About Larkspur

Christmas at Larkspur

 

During December, Larkspur is decorated for Christmas, using traditional decorations with a different theme each year.

 

 

 

 

The house is in Shepherd Street, in St Leonards on Sea town centre.  It's a small, terraced house, built in the 1830s, and would have been one of the first houses in St Leonards as then was, to house the workers and tradespeople to serve the grander St Leonards ‘new town’ that was still to come, designed by Decimus Burton, as a ‘pleasure resort for the aristocracy’.

 

The decoration throughout the house is loosely based on the Arts & Crafts movement (apart from the ‘Jack & Jill’ bathroom, which is entirely modern).  The wallpaper and most of the fabrics are William Morris original patterns, and the furniture is in oak, in a plain artisan style consistent with the Arts & Crafts movement. Most of the lighting has Tiffany glass shades, a stained-glass technique involving copper foil and lead solder developed in New York by Louis Comfort Tiffany in 1878.

 

There’s high speed broadband wi-fi throughout the house, should be around 50Mb. There's gas central heating and hot water from a combi boiler, with thermostatic radiators in each room, with a programmable wireless thermostat and timer for the heating.

 

There's a living room, bedroom, dressing room, bathroom, kitchen/diner, and courtyard garden.  For details, see 'room by room' page.  Small to medium-sized, well-behaved dogs are allowed, at no extra charge.

 

On arrival, you'll find a welcome pack including a bottle wine for longer-staying guests, sometimes from a local vinyard - and locally made dog treats, if there's a canine guest!

 

Car parking is on-street, and can be difficult close to the house in the mornings and evenings.  Parking is limited to two hours, but we supply vouchers that allow all-day parking (cost included in the booking).  There is a car park ten minutes' walk away that always has spaces, and also has two rapid charging points for electric vehicles.

 

Larkspur is five minutes' walk from St Leonards Warrior Square railway station, and five minutes' walk from the seafront promenade.

 

The Arts & Crafts movement and Pre-Raphaelites in Hastings

 

William Morris was one of the founders of the Arts & Crafts movement, in the mid-nineteenth century,  The movement was a reaction against a perceived decline in standards that the reformers associated with machinery and factory production.

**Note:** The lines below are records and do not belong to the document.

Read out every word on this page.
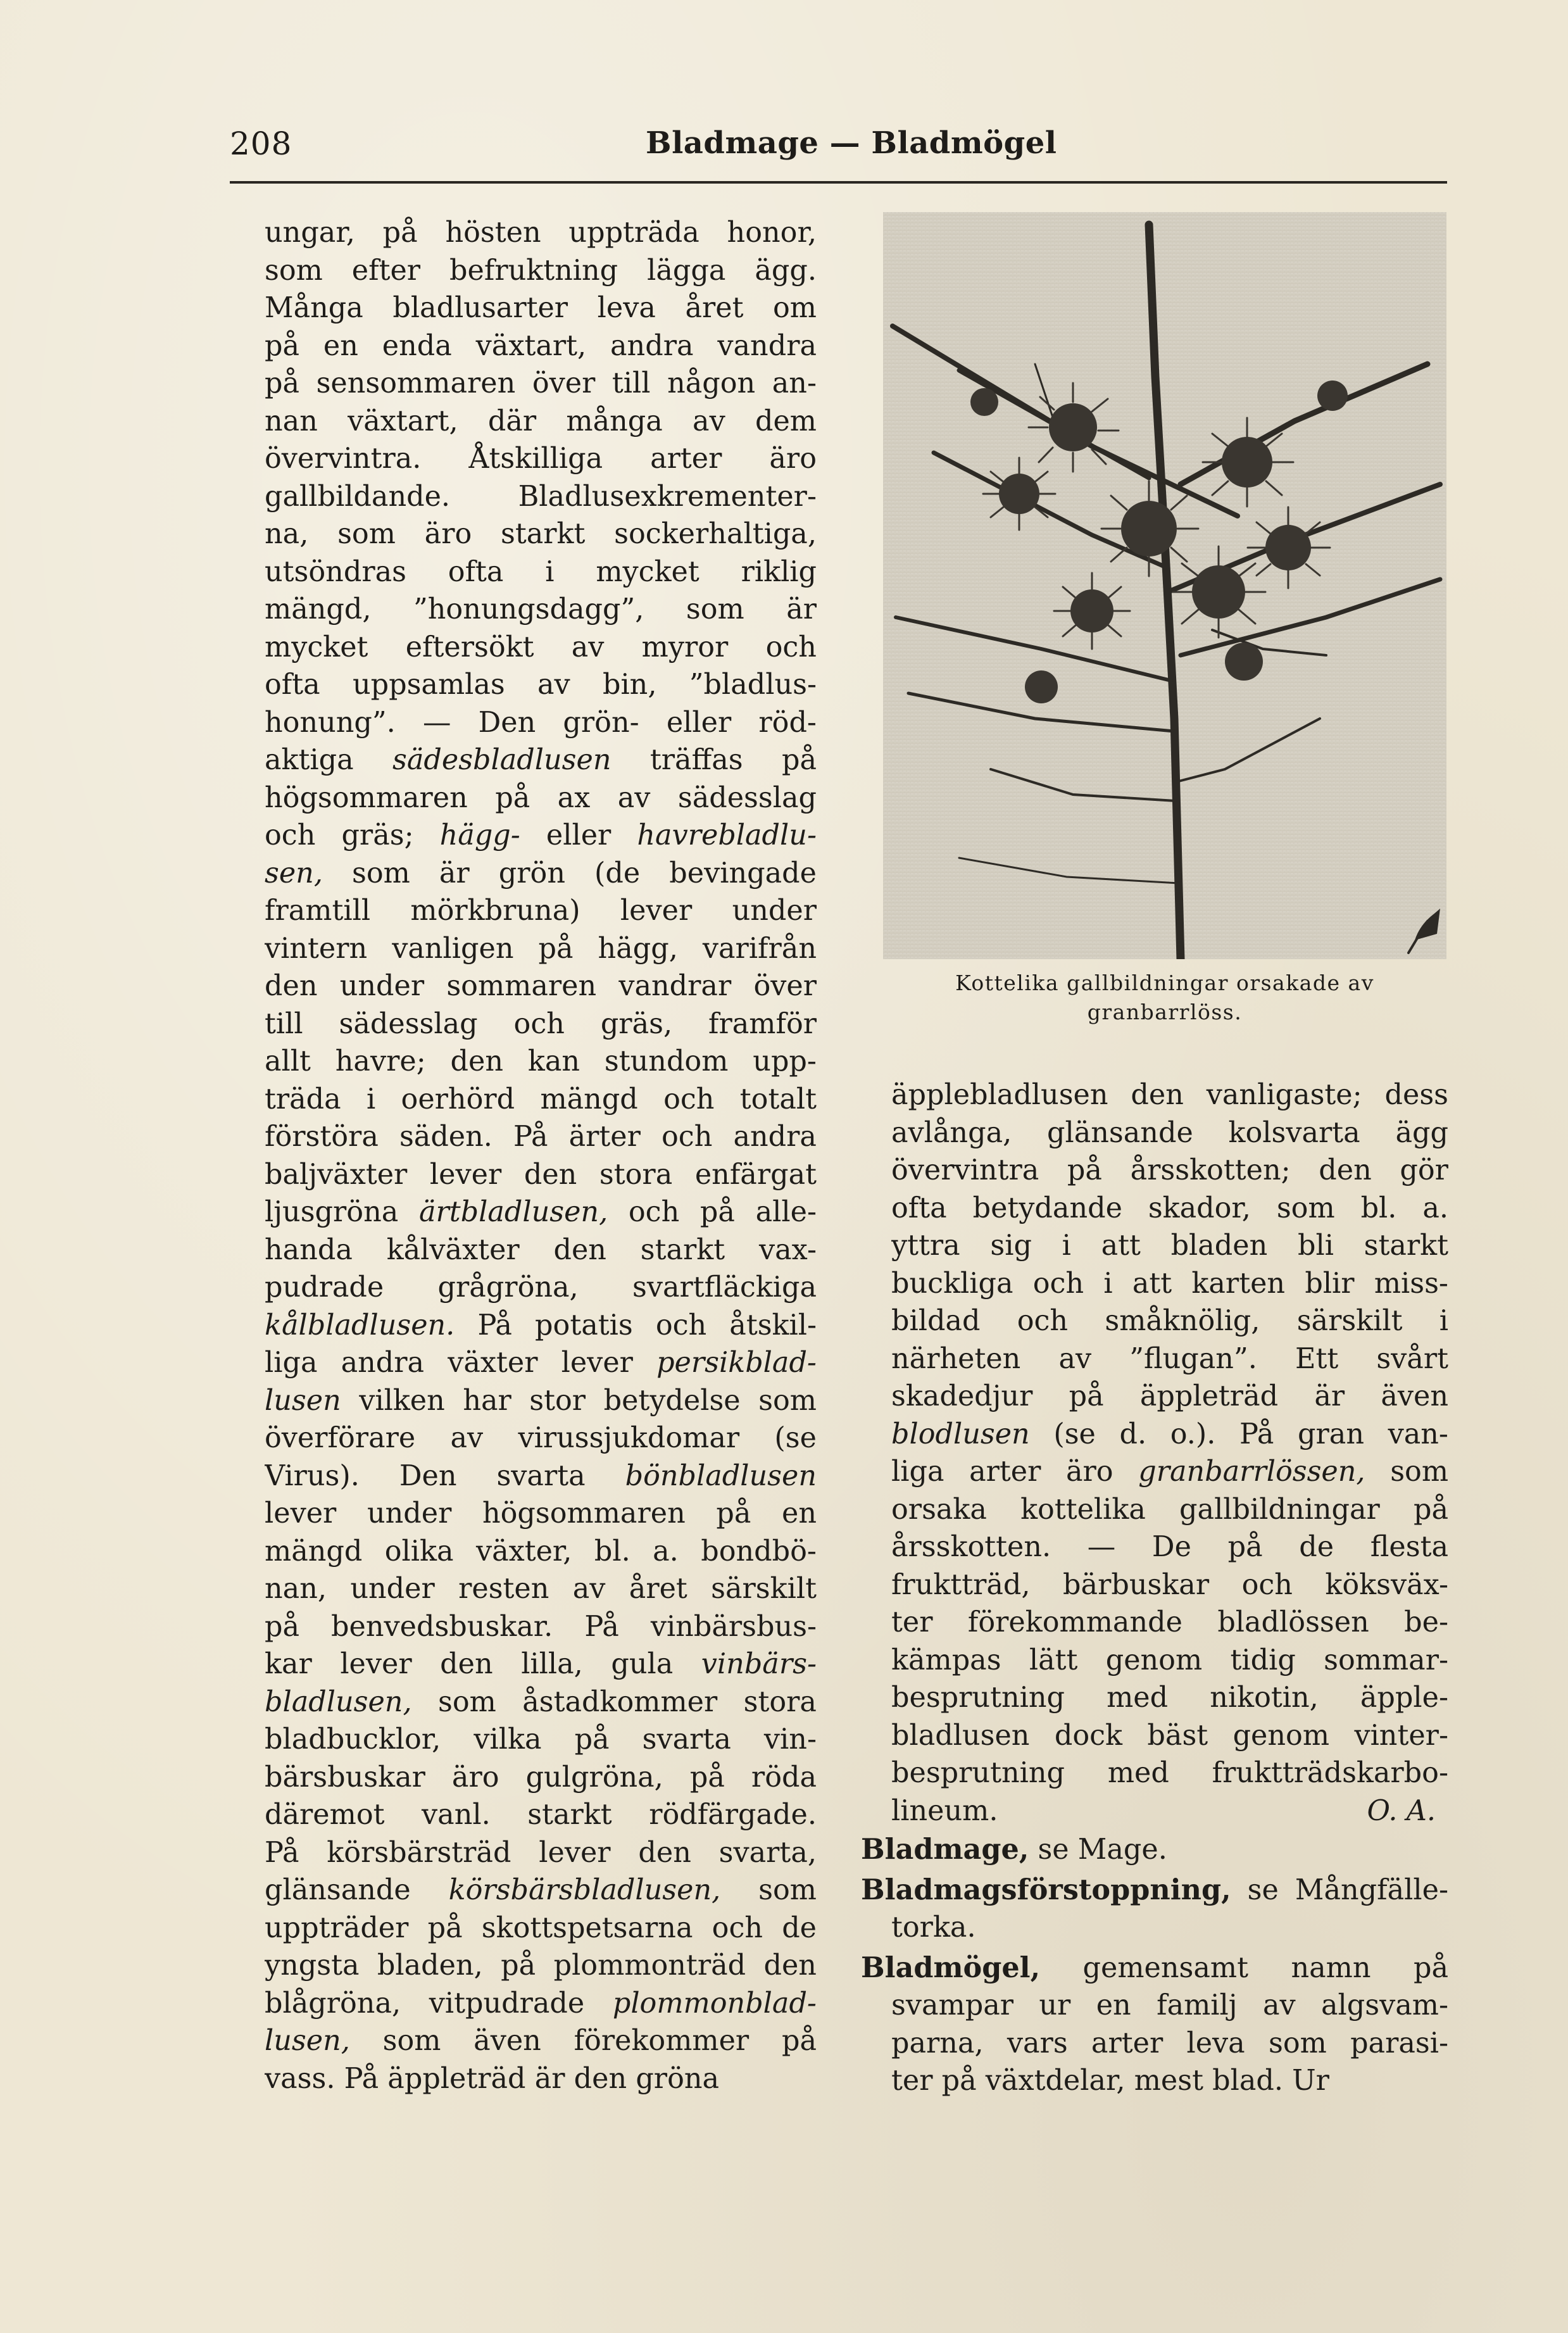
208	Bladmage — Bladmögel
ungar, på hösten uppträda honor,
som efter befruktning lägga ägg.
Många bladlusarter leva året om
på en enda växtart, andra vandra
på sensommaren över till någon an-
nan växtart, där många av dem
övervintra. Åtskilliga arter äro
gallbildande. Bladlusexkrementer-
na, som äro starkt sockerhaltiga,
utsöndras ofta i mycket riklig
mängd, ”honungsdagg”, som är
mycket eftersökt av myror och
ofta uppsamlas av bin, ”bladlus-
honung”. — Den grön- eller röd-
aktiga sädesbladlusen träffas på
högsommaren på ax av sädesslag
och gräs; hägg- eller havrebladlu-
sen, som är grön (de bevingade
framtill mörkbruna) lever under
vintern vanligen på hägg, varifrån
den under sommaren vandrar över
till sädesslag och gräs, framför
allt havre; den kan stundom upp-
träda i oerhörd mängd och totalt
förstöra säden. På ärter och andra
baljväxter lever den stora enfärgat
ljusgröna ärtbladlusen, och på alle-
handa kålväxter den starkt vax-
pudrade grågröna, svartfläckiga
kålbladlusen. På potatis och åtskil-
liga andra växter lever persikblad-
lusen vilken har stor betydelse som
överförare av virussjukdomar (se
Virus). Den svarta bönbladlusen
lever under högsommaren på en
mängd olika växter, bl. a. bondbö-
nan, under resten av året särskilt
på benvedsbuskar. På vinbärsbus-
kar lever den lilla, gula vinbärs-
bladlusen, som åstadkommer stora
bladbucklor, vilka på svarta vin-
bärsbuskar äro gulgröna, på röda
däremot vanl. starkt rödfärgade.
På körsbärsträd lever den svarta,
glänsande körsbärsbladlusen, som
uppträder på skottspetsarna och de
yngsta bladen, på plommonträd den
blågröna, vitpudrade plommonblad-
lusen, som även förekommer på
vass. På äppleträd är den gröna
Kottelika gallbildningar orsakade av
granbarrlöss.
äpplebladlusen den vanligaste; dess
avlånga, glänsande kolsvarta ägg
övervintra på årsskotten; den gör
ofta betydande skador, som bl. a.
yttra sig i att bladen bli starkt
buckliga och i att karten blir miss-
bildad och småknölig, särskilt i
närheten av ”flugan”. Ett svårt
skadedjur på äppleträd är även
blodlusen (se d. o.). På gran van-
liga arter äro granbarrlössen, som
orsaka kottelika gallbildningar på
årsskotten. — De på de flesta
fruktträd, bärbuskar och köksväx-
ter förekommande bladlössen be-
kämpas lätt genom tidig sommar-
besprutning med nikotin, äpple-
bladlusen dock bäst genom vinter-
besprutning med fruktträdskarbo-
lineum.	O. A.
Bladmage, se Mage.
Bladmagsförstoppning, se Mångfälle-
torka.
Bladmögel, gemensamt namn på
svampar ur en familj av algsvam-
parna, vars arter leva som parasi-
ter på växtdelar, mest blad. Ur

Morris was also closely associated with the Pre-Raphaelite ‘brotherhood’, a group of artists who rejected the impressionist style of painting in the late nineteenth century, returning to a detailed, romantic style that prevailed before the Italian painter Raphael.  The Pre-Raphaelites frequently visited and lived in Hastings, and painted locally.  Dante Gabriel Rossetti and Elizabeth Siddal were married at St Clement’s Church, in Hastings Old Town.